Semester vs. Quarter Systems

Some schools follow a quarter system rather than semesters. In a quarter system:

  • Each quarter is 10-11 weeks long
  • There are 3 quarters in an academic year
  • Students take 10 credits per quarter
  • Standard associate’s degrees require 90 quarter credits

So while the course loads and pace of instruction are accelerated in a quarter system, the total hours and time to complete an associate’s remains approximately equivalent to 60 semester credits.

Factors That Impact Time to Completion

While most associate’s degrees are designed to take 2 years of full-time study, there are several factors that can lengthen or shorten that timeframe:

  • Enrollment status – Full-time is faster than part-time
  • Credit load – Taking the maximum credits each term speeds up completion
  • Failing courses – May require retaking classes and delay graduation
  • Changing majors – Adds extra courses not needed for your degree
  • developmental classes – Must be taken before college-level courses
  • Prerequisite courses – Key foundational courses must be taken first
  • Summer courses – Allows you to catch up or get ahead
  • Work and family demands – May need to reduce course load

Create a course schedule and academic plan that takes into account your specific circumstances and needs. An academic advisor can also help ensure you take courses in the optimal sequence.


While associate’s degree requirements vary, most consist of around 60 semester credits or 90 quarter credits.
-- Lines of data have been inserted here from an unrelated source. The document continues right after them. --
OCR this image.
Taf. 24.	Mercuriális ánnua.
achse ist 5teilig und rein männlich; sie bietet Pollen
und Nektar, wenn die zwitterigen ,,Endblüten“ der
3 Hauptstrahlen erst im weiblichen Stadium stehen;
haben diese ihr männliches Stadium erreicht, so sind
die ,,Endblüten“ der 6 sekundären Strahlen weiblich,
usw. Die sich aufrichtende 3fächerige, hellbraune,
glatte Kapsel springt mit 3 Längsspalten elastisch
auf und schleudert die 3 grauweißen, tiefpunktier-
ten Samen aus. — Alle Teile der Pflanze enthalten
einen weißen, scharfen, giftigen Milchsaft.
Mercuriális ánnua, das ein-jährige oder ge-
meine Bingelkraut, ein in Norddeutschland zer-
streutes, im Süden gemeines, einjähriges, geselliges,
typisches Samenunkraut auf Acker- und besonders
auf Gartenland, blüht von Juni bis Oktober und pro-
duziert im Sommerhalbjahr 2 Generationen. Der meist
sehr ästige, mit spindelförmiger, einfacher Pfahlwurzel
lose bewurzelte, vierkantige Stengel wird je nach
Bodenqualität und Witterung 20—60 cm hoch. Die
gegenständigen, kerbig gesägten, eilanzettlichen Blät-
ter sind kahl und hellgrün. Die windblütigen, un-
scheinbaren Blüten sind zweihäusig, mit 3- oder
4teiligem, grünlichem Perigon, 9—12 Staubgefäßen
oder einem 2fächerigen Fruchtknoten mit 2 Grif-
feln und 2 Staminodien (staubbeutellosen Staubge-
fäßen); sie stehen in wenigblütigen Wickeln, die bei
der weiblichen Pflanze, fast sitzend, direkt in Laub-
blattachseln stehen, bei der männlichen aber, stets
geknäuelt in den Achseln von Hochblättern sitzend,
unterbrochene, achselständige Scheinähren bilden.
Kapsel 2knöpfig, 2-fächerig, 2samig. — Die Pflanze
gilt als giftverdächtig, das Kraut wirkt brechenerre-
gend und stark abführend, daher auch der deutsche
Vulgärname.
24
This is equivalent to approximately 20-30 college-level courses or 2 years of full-time study.

By dedicating sufficient time to your studies, attending class consistently, and following your course sequence, you can successfully earn an associate’s degree within the standard 2 year timeline. The investment of around 4,050 hours per year provides you with valuable skills, career opportunities, and a stepping stone towards further education through a bachelor’s degree.